Our objective was simple enough-- secure the train station. Urban warfare was new to us, but nothing we couldn't handle, given our resistance posed mainly by farmers and merchants. Panicked shouts of Spanish met with the cry of jarred children and the hollow popcorn sound of distant gunfire to set the scene to a jarring symphony of affliction.

The depot was an easy mark, relatively neglected by the resistance, who were fighting for their homes and families. It was cleared in mere minutes, and cordoned effortlessly afterward. The Marines offered around ejaculatory self-congratulations, and jokes about Huerta's withdrawal. I didn't care either way, I was just filling a uniform until they told me to go home.

Lacking anything better to do, I lethargically feigned a security patrol, as I was told. For a few hours, we wandered the city block, looking for interesting stuff to shove in our sea bags to take home to ma and pa, and passing around cigarettes. Around my fourth Pall Mall of the hour, we stopped so some jackass could try to make heads or tails of a Mexican newspaper. I leaned against the wall of what appeared to be a bank for a few brief seconds before I found myself on my ass, eyes full of grit and a rising sting in my left cheek.

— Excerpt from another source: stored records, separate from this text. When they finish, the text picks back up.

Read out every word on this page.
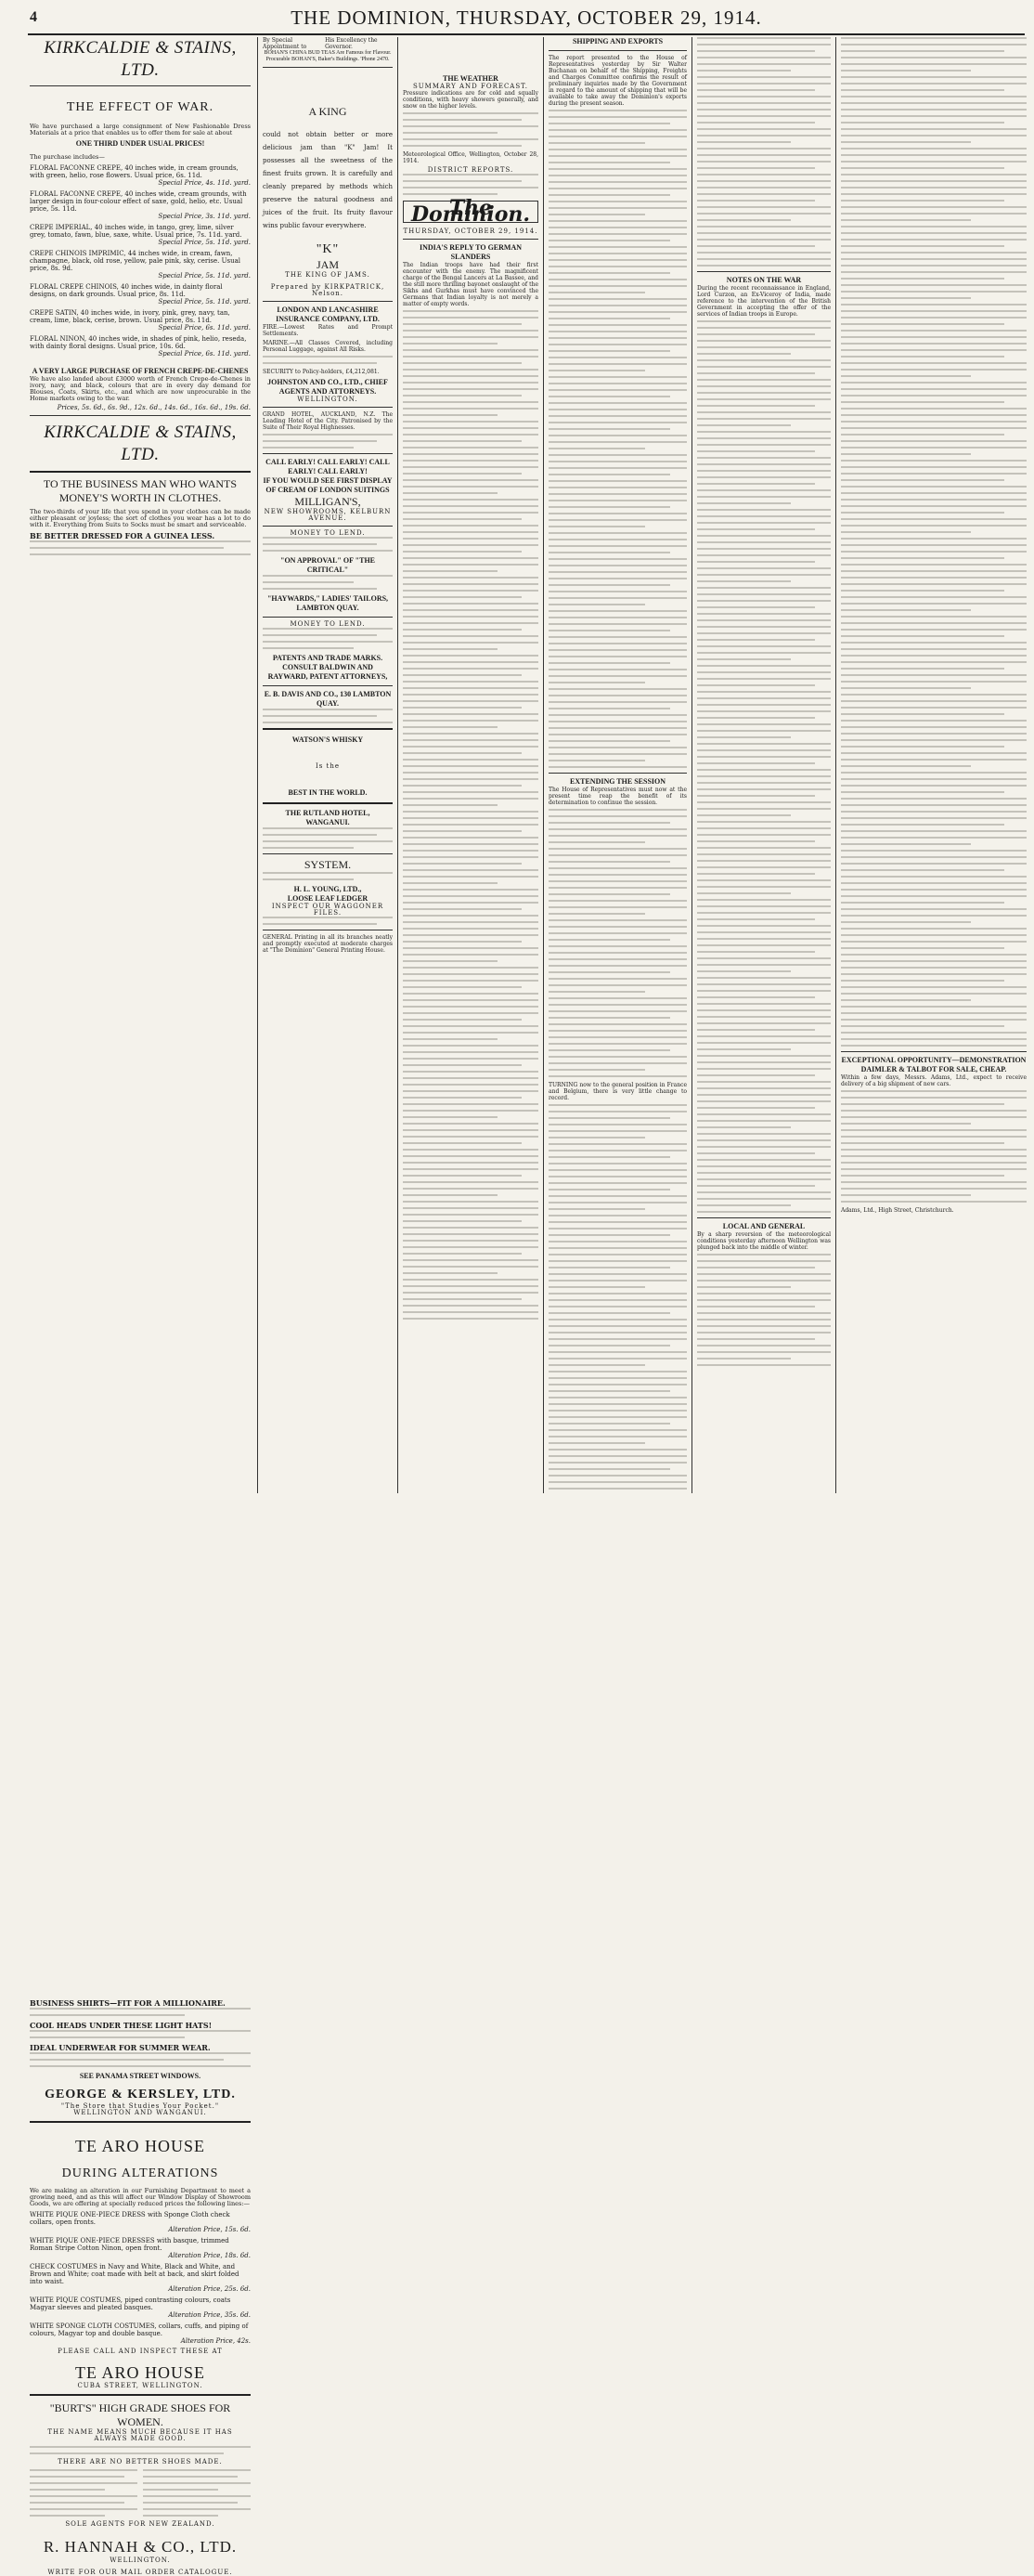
4	THE DOMINION, THURSDAY, OCTOBER 29, 1914.
KIRKCALDIE & STAINS, LTD.
THE EFFECT OF WAR.

We have purchased a large consignment of New Fashionable Dress Materials at a price that enables us to offer them for sale at about

ONE THIRD UNDER USUAL PRICES!

The purchase includes—

FLORAL FACONNE CREPE, 40 inches wide, in cream grounds, with green, helio, rose flowers. Usual price, 6s. 11d.
Special Price, 4s. 11d. yard.
FLORAL FACONNE CREPE, 40 inches wide, cream grounds, with larger design in four-colour effect of saxe, gold, helio, etc. Usual price, 5s. 11d.
Special Price, 3s. 11d. yard.
CREPE IMPERIAL, 40 inches wide, in tango, grey, lime, silver grey, tomato, fawn, blue, saxe, white. Usual price, 7s. 11d. yard.
Special Price, 5s. 11d. yard.
CREPE CHINOIS IMPRIMIC, 44 inches wide, in cream, fawn, champagne, black, old rose, yellow, pale pink, sky, cerise. Usual price, 8s. 9d.
Special Price, 5s. 11d. yard.
FLORAL CREPE CHINOIS, 40 inches wide, in dainty floral designs, on dark grounds. Usual price, 8s. 11d.
Special Price, 5s. 11d. yard.
CREPE SATIN, 40 inches wide, in ivory, pink, grey, navy, tan, cream, lime, black, cerise, brown. Usual price, 8s. 11d.
Special Price, 6s. 11d. yard.
FLORAL NINON, 40 inches wide, in shades of pink, helio, reseda, with dainty floral designs. Usual price, 10s. 6d.
Special Price, 6s. 11d. yard.
A VERY LARGE PURCHASE OF FRENCH CREPE-DE-CHENES

We have also landed about £3000 worth of French Crepe-de-Chenes in ivory, navy, and black, colours that are in every day demand for Blouses, Coats, Skirts, etc., and which are now unprocurable in the Home markets owing to the war.

Prices, 5s. 6d., 6s. 9d., 12s. 6d., 14s. 6d., 16s. 6d., 19s. 6d.
KIRKCALDIE & STAINS, LTD.
TO THE BUSINESS MAN WHO WANTS MONEY'S WORTH IN CLOTHES.

The two-thirds of your life that you spend in your clothes can be made either pleasant or joyless; the sort of clothes you wear has a lot to do with it. Everything from Suits to Socks must be smart and serviceable.

BE BETTER DRESSED FOR A GUINEA LESS.
BUSINESS SHIRTS—FIT FOR A MILLIONAIRE.
COOL HEADS UNDER THESE LIGHT HATS!
IDEAL UNDERWEAR FOR SUMMER WEAR.
SEE PANAMA STREET WINDOWS.
GEORGE & KERSLEY, LTD.
"The Store that Studies Your Pocket."
WELLINGTON AND WANGANUI.
TE ARO HOUSE
DURING ALTERATIONS

We are making an alteration in our Furnishing Department to meet a growing need, and as this will affect our Window Display of Showroom Goods, we are offering at specially reduced prices the following lines:—

WHITE PIQUE ONE-PIECE DRESS with Sponge Cloth check collars, open fronts.
Alteration Price, 15s. 6d.
WHITE PIQUE ONE-PIECE DRESSES with basque, trimmed Roman Stripe Cotton Ninon, open front.
Alteration Price, 18s. 6d.
CHECK COSTUMES in Navy and White, Black and White, and Brown and White; coat made with belt at back, and skirt folded into waist.
Alteration Price, 25s. 6d.
WHITE PIQUE COSTUMES, piped contrasting colours, coats Magyar sleeves and pleated basques.
Alteration Price, 35s. 6d.
WHITE SPONGE CLOTH COSTUMES, collars, cuffs, and piping of colours, Magyar top and double basque.
Alteration Price, 42s.
PLEASE CALL AND INSPECT THESE AT
TE ARO HOUSE
CUBA STREET, WELLINGTON.
"BURT'S" HIGH GRADE SHOES FOR WOMEN.
THE NAME MEANS MUCH BECAUSE IT HAS ALWAYS MADE GOOD.
THERE ARE NO BETTER SHOES MADE.
SOLE AGENTS FOR NEW ZEALAND.
R. HANNAH & CO., LTD.
WELLINGTON.
WRITE FOR OUR MAIL ORDER CATALOGUE.
By Special Appointment to
His Excellency the Governor.

BOHAN'S CHINA BUD TEAS Are Famous for Flavour. Procurable BOHAN'S, Baker's Buildings. 'Phone 2470.

A KING

could not obtain better or more delicious jam than "K" Jam! It possesses all the sweetness of the finest fruits grown. It is carefully and cleanly prepared by methods which preserve the natural goodness and juices of the fruit. Its fruity flavour wins public favour everywhere.

"K"
JAM
THE KING OF JAMS.
Prepared by KIRKPATRICK, Nelson.
LONDON AND LANCASHIRE INSURANCE COMPANY, LTD.

FIRE.—Lowest Rates and Prompt Settlements.

MARINE.—All Classes Covered, including Personal Luggage, against All Risks.

SECURITY to Policy-holders, £4,212,081.

JOHNSTON AND CO., LTD., CHIEF AGENTS AND ATTORNEYS.
WELLINGTON.

GRAND HOTEL, AUCKLAND, N.Z. The Leading Hotel of the City. Patronised by the Suite of Their Royal Highnesses.

CALL EARLY! CALL EARLY! CALL EARLY! CALL EARLY!
IF YOU WOULD SEE FIRST DISPLAY OF CREAM OF LONDON SUITINGS
MILLIGAN'S,
NEW SHOWROOMS, KELBURN AVENUE.
MONEY TO LEND.
"ON APPROVAL" OF "THE CRITICAL"
"HAYWARDS," LADIES' TAILORS, LAMBTON QUAY.
MONEY TO LEND.
PATENTS AND TRADE MARKS. CONSULT BALDWIN AND RAYWARD, PATENT ATTORNEYS,
E. B. DAVIS AND CO., 130 LAMBTON QUAY.
WATSON'S WHISKY
Is the
BEST IN THE WORLD.
THE RUTLAND HOTEL, WANGANUI.
SYSTEM.
H. L. YOUNG, LTD.,
LOOSE LEAF LEDGER
INSPECT OUR WAGGONER FILES.

GENERAL Printing in all its branches neatly and promptly executed at moderate charges at "The Dominion" General Printing House.

THE WEATHER
SUMMARY AND FORECAST.

Pressure indications are for cold and squally conditions, with heavy showers generally, and snow on the higher levels.

Meteorological Office, Wellington, October 28, 1914.

DISTRICT REPORTS.
The Dominion.
THURSDAY, OCTOBER 29, 1914.
INDIA'S REPLY TO GERMAN SLANDERS

The Indian troops have had their first encounter with the enemy. The magnificent charge of the Bengal Lancers at La Bassee, and the still more thrilling bayonet onslaught of the Sikhs and Gurkhas must have convinced the Germans that Indian loyalty is not merely a matter of empty words.

SHIPPING AND EXPORTS

The report presented to the House of Representatives yesterday by Sir Walter Buchanan on behalf of the Shipping, Freights and Charges Committee confirms the result of preliminary inquiries made by the Government in regard to the amount of shipping that will be available to take away the Dominion's exports during the present season.

EXTENDING THE SESSION

The House of Representatives must now at the present time reap the benefit of its determination to continue the session.

TURNING now to the general position in France and Belgium, there is very little change to record.

NOTES ON THE WAR

During the recent reconnaissance in England, Lord Curzon, an Ex-Viceroy of India, made reference to the intervention of the British Government in accepting the offer of the services of Indian troops in Europe.

LOCAL AND GENERAL

By a sharp reversion of the meteorological conditions yesterday afternoon Wellington was plunged back into the middle of winter.

EXCEPTIONAL OPPORTUNITY—DEMONSTRATION DAIMLER & TALBOT FOR SALE, CHEAP.

Within a few days, Messrs. Adams, Ltd., expect to receive delivery of a big shipment of new cars.

Adams, Ltd., High Street, Christchurch.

As the blood poured through the new hole in my head and tooth fragments embedded themselves in my tongue, my gaze met the horrified eyes of a boy, no more than fourteen, peering at me over the shaking barrel of his father's revolver. I raised my rifle to return the favor and the bullet laid him flat on his back. Through the pounding of my heartbeat, the sick wheeze with every one of his labored breaths, and Woodrow Wilson's gun in the harbor, I heard the words rise and hang in the air like the smoke from my half-burned cigarette, which now lay among the dust in the cracked street.

"Destino cambio mi vida. En Veracruz yo muero."

Major Butler got a Medal of Honor for what happened in Veracruz. I got a hack-job patching up, and an ounce of lead in my molars.